Suara.com - Mantan penyidik senior Komisi Pemberantasan Korupsi (KPK), Novel Baswedan menyebut sejumlah perkara kontroversial yang terjadi terjadi di interl KPK buah dari tindakan sejumlah pimpinan KPK yang melakukan pelangaran etik.
Novel menyebut, karena tidak adanya tindakan tegas yang diamblil Dewan Pengawas KPK, kepada pimpinan yang diduga melanggar, sehingga seolah terjadi pembiaran.
"Kita mulai melihat akibat dari kerusakan yang terjadi ketika pimpinan KPK seolah berlomba berbuat masalah, baik berupa pelanggaran etik maupun pidana. Sikap pimpinan KPK yang banyak melakukan pelanggaran tersebut, justru tidak dilakukan penegakan hukum yang benar oleh Dewas KPK, sehingga terkesan atau bisa dianggap Dewas KPK membiarkan/menutupi perbuatan-perbuatan pelanggaran yang tentu merupakan pelanggaran terhadap integritas," kata Novel saat dihubungi Suara.com, Rabu (28/6/2023).
Pada waktu yang berdekatan, ada tiga perkara di internal lembaga antikorupsi, pertama kasus dugaan pungutan liar di rutan KPK. Kemudian petugas rutan KPK yang diduga melakukan asusila ke istri tahanan, terakhir dugaan korupsi biaya perjalanan dinas luar kota.
Baca Juga: Daftar Kasus yang Melanda Internal KPK: Pungli di Rutan, Pelecehan, Kini Pegawai Korupsi
Namun, jauh sebelum ketiga perkara itu, sejumlah pimpinan KPK diduga melakukan pelanggaran. Pertama, Ketua KPK Filri Bahuri diduga membocorkan dokumen penyelidikan korupsi di Kementerian ESDM. Perkara itu sudah ditindaklanjuti Dewan Pengawas KPK namun, tidak naik ke sidang etik karena alat butik yang tidak cukup.
Kendati demikian, perkara itu bergulir ke Polda Metro Jaya, sudah dinaikkan ke tahapan penyidikan dari sebelumnya penyelidikan.
Perkara berikutnya, Wakil Ketua KPK Johanis Tanak yang diduga berhubungan dengan pihak berperkara di lembaga antikorupsi.
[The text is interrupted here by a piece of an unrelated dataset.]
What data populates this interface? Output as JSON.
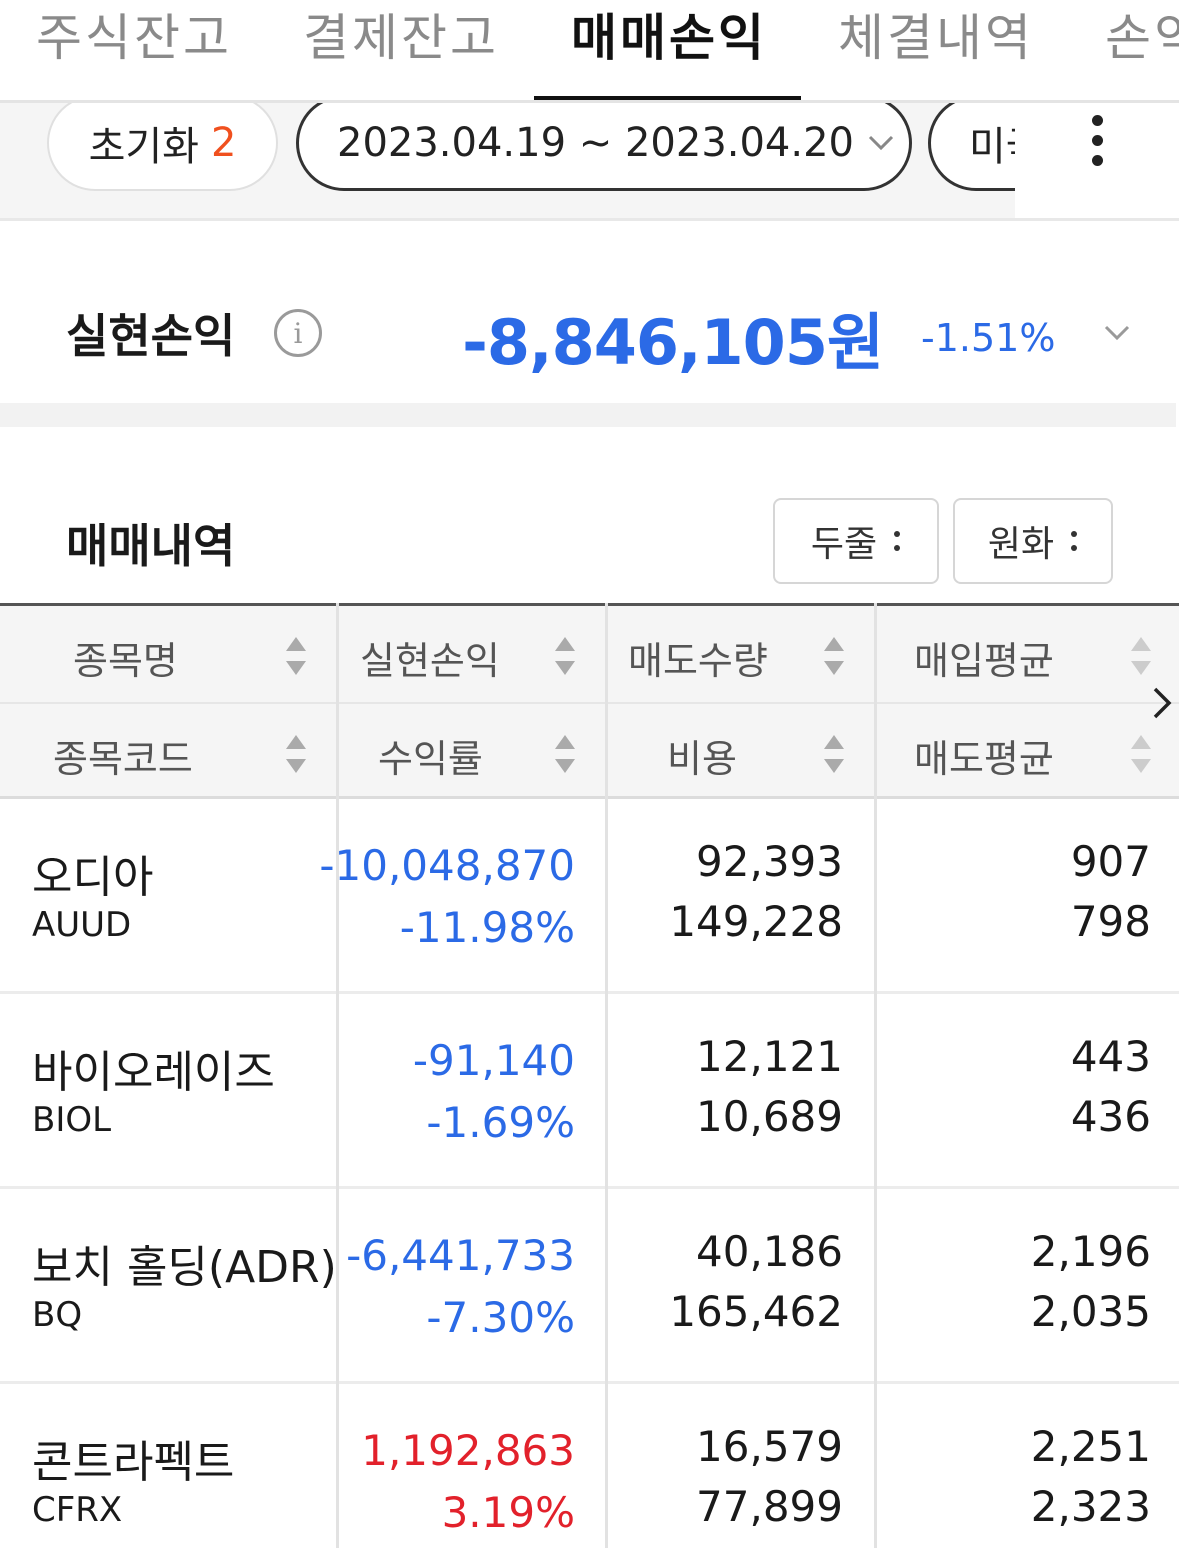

Dewan Pengawas KPK memutuskan menaikkannya ke sidang etik.
"Kondisi tersebut tentunya menular atau ditiru oleh pegawai lainnya. Yang ternyata seperti mendapatkan kelonggaran dengan persepsi Dewas KPK yang lemaha atau permisif terhadap perbuatan pelanggaran. Akibatnya kita melihat kondisi sekarang ini, sebagai akumulasi permasalahan tersebut di atas," ujar Novel.
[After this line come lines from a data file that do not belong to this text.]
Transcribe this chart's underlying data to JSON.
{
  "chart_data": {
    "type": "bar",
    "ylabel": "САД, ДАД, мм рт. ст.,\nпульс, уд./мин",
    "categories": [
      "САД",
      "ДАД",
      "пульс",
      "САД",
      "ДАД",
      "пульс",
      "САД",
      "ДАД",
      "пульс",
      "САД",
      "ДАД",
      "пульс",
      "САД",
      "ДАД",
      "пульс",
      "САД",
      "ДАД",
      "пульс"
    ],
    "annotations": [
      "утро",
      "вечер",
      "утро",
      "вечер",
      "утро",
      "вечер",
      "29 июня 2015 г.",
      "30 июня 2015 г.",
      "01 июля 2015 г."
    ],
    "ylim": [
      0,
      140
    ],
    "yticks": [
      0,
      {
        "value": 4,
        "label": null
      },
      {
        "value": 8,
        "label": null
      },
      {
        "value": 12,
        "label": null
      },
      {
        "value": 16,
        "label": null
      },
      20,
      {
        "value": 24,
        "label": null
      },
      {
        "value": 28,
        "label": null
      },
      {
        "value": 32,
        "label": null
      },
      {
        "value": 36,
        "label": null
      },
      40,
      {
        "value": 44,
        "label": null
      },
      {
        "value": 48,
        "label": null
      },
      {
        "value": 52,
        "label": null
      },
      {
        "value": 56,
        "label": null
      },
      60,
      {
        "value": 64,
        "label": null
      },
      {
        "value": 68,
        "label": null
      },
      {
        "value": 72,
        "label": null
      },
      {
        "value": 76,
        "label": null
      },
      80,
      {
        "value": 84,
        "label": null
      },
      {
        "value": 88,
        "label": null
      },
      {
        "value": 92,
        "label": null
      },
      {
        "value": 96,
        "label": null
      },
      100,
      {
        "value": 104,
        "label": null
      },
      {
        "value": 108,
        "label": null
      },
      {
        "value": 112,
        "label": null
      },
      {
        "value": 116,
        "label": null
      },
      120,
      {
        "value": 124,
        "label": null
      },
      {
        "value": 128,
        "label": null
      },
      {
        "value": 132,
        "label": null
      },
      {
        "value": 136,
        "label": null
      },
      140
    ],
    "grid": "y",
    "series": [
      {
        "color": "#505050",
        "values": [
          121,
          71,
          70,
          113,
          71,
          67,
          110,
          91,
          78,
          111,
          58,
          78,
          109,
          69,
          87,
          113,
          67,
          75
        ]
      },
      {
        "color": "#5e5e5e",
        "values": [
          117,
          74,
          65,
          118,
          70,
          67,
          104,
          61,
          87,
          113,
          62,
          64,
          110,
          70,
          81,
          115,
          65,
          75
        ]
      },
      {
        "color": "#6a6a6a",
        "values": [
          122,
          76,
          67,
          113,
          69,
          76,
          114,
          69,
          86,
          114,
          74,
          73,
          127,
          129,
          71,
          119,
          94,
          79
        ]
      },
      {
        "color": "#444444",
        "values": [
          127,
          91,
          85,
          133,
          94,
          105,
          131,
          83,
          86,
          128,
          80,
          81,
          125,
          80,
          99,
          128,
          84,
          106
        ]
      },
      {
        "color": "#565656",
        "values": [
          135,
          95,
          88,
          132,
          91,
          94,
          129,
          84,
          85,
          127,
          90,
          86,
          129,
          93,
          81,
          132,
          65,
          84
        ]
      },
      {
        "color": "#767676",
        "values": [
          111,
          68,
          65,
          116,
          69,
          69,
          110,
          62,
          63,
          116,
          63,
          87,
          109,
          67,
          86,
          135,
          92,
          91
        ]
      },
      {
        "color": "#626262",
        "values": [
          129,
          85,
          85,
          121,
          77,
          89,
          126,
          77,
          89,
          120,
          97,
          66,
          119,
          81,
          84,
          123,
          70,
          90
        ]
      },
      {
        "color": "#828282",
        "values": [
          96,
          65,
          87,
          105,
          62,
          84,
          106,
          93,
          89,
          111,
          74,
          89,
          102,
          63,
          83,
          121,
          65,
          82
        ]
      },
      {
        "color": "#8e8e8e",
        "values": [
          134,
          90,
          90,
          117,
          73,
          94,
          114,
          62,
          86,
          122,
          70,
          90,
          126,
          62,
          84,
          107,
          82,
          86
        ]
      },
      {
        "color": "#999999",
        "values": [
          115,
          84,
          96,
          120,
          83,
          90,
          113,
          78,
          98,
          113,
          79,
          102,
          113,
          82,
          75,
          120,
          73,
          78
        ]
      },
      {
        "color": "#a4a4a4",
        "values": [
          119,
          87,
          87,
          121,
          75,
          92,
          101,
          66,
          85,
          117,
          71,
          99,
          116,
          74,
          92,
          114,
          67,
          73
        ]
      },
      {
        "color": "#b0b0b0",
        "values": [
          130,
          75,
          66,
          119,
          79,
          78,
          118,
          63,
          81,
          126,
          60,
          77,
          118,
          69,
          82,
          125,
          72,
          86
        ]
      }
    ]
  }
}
Novel khawatir, jika sikap premisif itu terus dibiarkan akan berdampak ke pemberantasan korupsi yang dilakukan KPK.
Baca Juga: Kacau, Pegawai KPK Tilap Uang Dinas, Dicopot dari Jabatannya
"Bila hal ini terus dibiarkan, sikap permisif Dewas tidak diluruskan, dan tidak ada pengurutan yang tuntas terhadap pelanggaran-pelanggaran atau bahkan kejahatan korupsi yg dilakukan di internal KPK, akan berpengaruh terhadap pemberantasan korupsi secara umum," sebut Novel.
"Dan akibatnya akan membuat IPK (Indeks presepsi korupsi) Indonesia kembali turun drastis. Yang hal tersebut akan berdampak terhadap ekonomi dan investasi di Indonesia," sambungnya.
Tiga Perkara di Internal KPK
Kasus pungutan liar yang diduga melibatkan puluhan penjaga Rutan KPK diungkap Dewan Pengawas KPK, setelah menindaklanjuti perbuatan asusila. Terduga adalah petugas Rutan KPK berinisial M. Perbuatan asusilah itu dilakukannya kepada istri tahanan korupsi.
M diduga menghubungi istri tahanan KPK lewat video call WhatsApp. Kemudian diduga memaksa untuk menunjukkan bagian tubuh senstif terduga korban. Peristiwa itu disebut terjadi pada 22 September 2022.
Pada 12 April 2023, Dewas KPK menyatakan M bersalah dan menjatuhkan hukuman berupa saksi sedang dengan minta maaf secara terbuka dan tidak langsung. Belakangan kasus tersebut diketahui awak media, setelah kasus pungutan liar di Rutan KPK diungkap Dewan Pengawas KPK.
Sementara perkara korupsi biaya perjalanan dinas luar kota, diungkap KPK pada Selasa (27/6/2023) lalu. Terduga pelaku diduga memotong biaya perjalan dinas hingga menyebabkan kerugian negara Rp 550 juta.